La couverture des six premiers mois du programme sera limitée. De nombreux traitements de routine ne seront pas disponibles pour les personnes âgées qui en ont le plus besoin. Santé Canada doit indiquer clairement aux patients et aux fournisseurs de soins quels services seront couverts afin d’éviter toute confusion.

Les Canadiens doivent savoir que le RCSD n’offre pas de soins dentaires gratuits. À l’heure actuelle, les coûts des soins buccodentaires pour les patients dans le cadre du RCSD ne sont pas clairs; toutefois, le gouvernement a établi un barème d’honoraires inférieur aux guides d’honoraires provinciaux et territoriaux habituels et courants. Les Canadiens ne seront pas couverts à 100 % pour leurs traitements et, dans de nombreux cas, ils devront payer de leur poche une partie de leur traitement.

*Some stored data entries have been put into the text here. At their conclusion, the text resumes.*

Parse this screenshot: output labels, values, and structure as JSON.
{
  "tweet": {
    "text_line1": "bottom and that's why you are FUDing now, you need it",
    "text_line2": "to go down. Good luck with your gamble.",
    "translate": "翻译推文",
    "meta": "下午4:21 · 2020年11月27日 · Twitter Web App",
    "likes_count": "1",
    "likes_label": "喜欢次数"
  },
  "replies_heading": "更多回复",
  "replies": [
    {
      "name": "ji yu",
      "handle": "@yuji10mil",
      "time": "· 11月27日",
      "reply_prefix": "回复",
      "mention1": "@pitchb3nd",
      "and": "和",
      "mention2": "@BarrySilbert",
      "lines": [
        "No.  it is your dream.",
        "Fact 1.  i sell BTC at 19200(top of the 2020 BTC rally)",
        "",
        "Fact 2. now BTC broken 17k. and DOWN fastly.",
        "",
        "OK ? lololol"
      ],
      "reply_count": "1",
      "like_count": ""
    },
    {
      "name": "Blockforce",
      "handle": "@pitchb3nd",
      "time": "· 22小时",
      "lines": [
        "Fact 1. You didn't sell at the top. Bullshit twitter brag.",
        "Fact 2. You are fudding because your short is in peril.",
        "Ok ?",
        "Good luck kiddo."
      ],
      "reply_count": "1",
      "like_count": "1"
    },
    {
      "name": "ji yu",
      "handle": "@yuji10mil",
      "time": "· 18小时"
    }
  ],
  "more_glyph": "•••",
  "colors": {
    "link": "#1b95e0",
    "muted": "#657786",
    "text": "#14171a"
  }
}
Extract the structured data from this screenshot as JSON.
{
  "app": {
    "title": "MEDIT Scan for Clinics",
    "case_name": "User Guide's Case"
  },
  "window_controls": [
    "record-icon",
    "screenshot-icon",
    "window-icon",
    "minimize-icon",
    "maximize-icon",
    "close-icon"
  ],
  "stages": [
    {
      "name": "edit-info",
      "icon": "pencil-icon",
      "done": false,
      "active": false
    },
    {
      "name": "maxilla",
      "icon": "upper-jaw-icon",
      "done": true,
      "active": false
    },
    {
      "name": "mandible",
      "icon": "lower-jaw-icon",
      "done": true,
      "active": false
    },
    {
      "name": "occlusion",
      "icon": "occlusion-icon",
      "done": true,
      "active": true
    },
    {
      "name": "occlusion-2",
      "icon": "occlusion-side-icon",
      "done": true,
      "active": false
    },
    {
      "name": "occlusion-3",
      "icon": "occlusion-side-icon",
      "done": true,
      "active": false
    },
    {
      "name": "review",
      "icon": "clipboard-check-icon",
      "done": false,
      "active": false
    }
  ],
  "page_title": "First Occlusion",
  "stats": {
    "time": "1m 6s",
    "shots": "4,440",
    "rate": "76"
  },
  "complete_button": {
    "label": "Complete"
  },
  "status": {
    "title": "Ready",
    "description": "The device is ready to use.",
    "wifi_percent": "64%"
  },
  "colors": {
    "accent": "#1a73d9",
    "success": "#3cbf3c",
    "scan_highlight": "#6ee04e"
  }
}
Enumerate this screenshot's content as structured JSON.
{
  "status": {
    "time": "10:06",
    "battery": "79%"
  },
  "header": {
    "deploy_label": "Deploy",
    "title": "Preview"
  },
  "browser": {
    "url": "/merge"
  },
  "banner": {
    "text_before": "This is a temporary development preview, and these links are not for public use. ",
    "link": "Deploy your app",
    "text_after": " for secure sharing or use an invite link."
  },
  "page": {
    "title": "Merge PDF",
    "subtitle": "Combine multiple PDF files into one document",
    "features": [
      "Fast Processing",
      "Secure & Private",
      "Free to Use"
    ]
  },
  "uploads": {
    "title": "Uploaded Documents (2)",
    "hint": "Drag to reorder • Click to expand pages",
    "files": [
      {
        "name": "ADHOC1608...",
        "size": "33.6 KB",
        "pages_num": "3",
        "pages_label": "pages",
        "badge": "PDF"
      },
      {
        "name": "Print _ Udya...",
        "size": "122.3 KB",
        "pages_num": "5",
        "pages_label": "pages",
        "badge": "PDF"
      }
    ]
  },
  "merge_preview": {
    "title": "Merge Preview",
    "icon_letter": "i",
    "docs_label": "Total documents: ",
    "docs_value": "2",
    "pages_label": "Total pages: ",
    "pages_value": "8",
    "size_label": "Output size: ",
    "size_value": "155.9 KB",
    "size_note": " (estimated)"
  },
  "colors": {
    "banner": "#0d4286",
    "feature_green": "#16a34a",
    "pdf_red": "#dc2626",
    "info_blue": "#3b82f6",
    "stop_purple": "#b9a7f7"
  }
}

Les Canadiens devraient pouvoir choisir le prestataire de soins buccodentaires qu’ils souhaitent. Contrairement aux régimes de prestations traditionnels, les fournisseurs de soins doivent adhérer au RCSD pour traiter les patients. Cette condition est propre au RCSD et, au Canada, la quasi-totalité des régimes publics ou privés ne l’exige pas. Les patients du RCSD méritent un programme simple qui ne crée pas d’obstacles inutiles à l’accès aux soins. Lors d’une enquête, près de la moitié des dentistes (hors Québec) ont déclaré qu’ils avaient besoin de plus de détails pour prendre une décision éclairée quant à leur participation au programme. On peut penser que très peu de dentistes voudront s’engager dans un programme qui n’offre pas de conditions claires. Que sont censés faire les patients du RCSD si le fournisseur de soins qu’ils préfèrent ne participe pas au programme? Les patients du RCSD ont droit aux mêmes options que les Canadiens qui ont une assurance privée et qui ont accès à n’importe quel dentiste qui accepte de nouveaux patients. En tant que présidente de l’ADC et dentiste en exercice, je sais qu’il est essentiel que le RCSD respecte les relations existantes entre dentistes et patients mais aussi qu’il favorise le développement de nouvelles relations entre patients, dentistes et les Canadiens mal pris en charge. Il est essentiel que la participation au RCSD soit simple pour les prestataires et pour les patients.

Je recommande aux patients de s’informer sur le RCSD et de demander à leur cabinet dentaire s’il envisage d’y participer. Les patients sont également encouragés à bien réfléchir à l’impact de l’abandon de leur assurance dentaire actuelle. L’abandon d’une couverture existante les rendra inadmissibles au RCSD.

Le RCSD représente une occasion unique d’améliorer de manière significative la santé buccodentaire de millions de Canadiens. Compte tenu de la complexité et du défi que représente la mise en œuvre d’un tel programme, nous reconnaissons l’engagement du ministre Holland à continuer d’améliorer le plan jusqu’à son lancement et après celui-ci. Cependant, le gouvernement fédéral doit faire les choses correctement en donnant aux dentistes les moyens de se concentrer sur ce qu’ils font le mieux : s’occuper de la santé buccodentaire de leurs patients.

Cette tribune a été rédigée par la Dre Heather Carr, présidente de l’ADC et publiée en février 2024.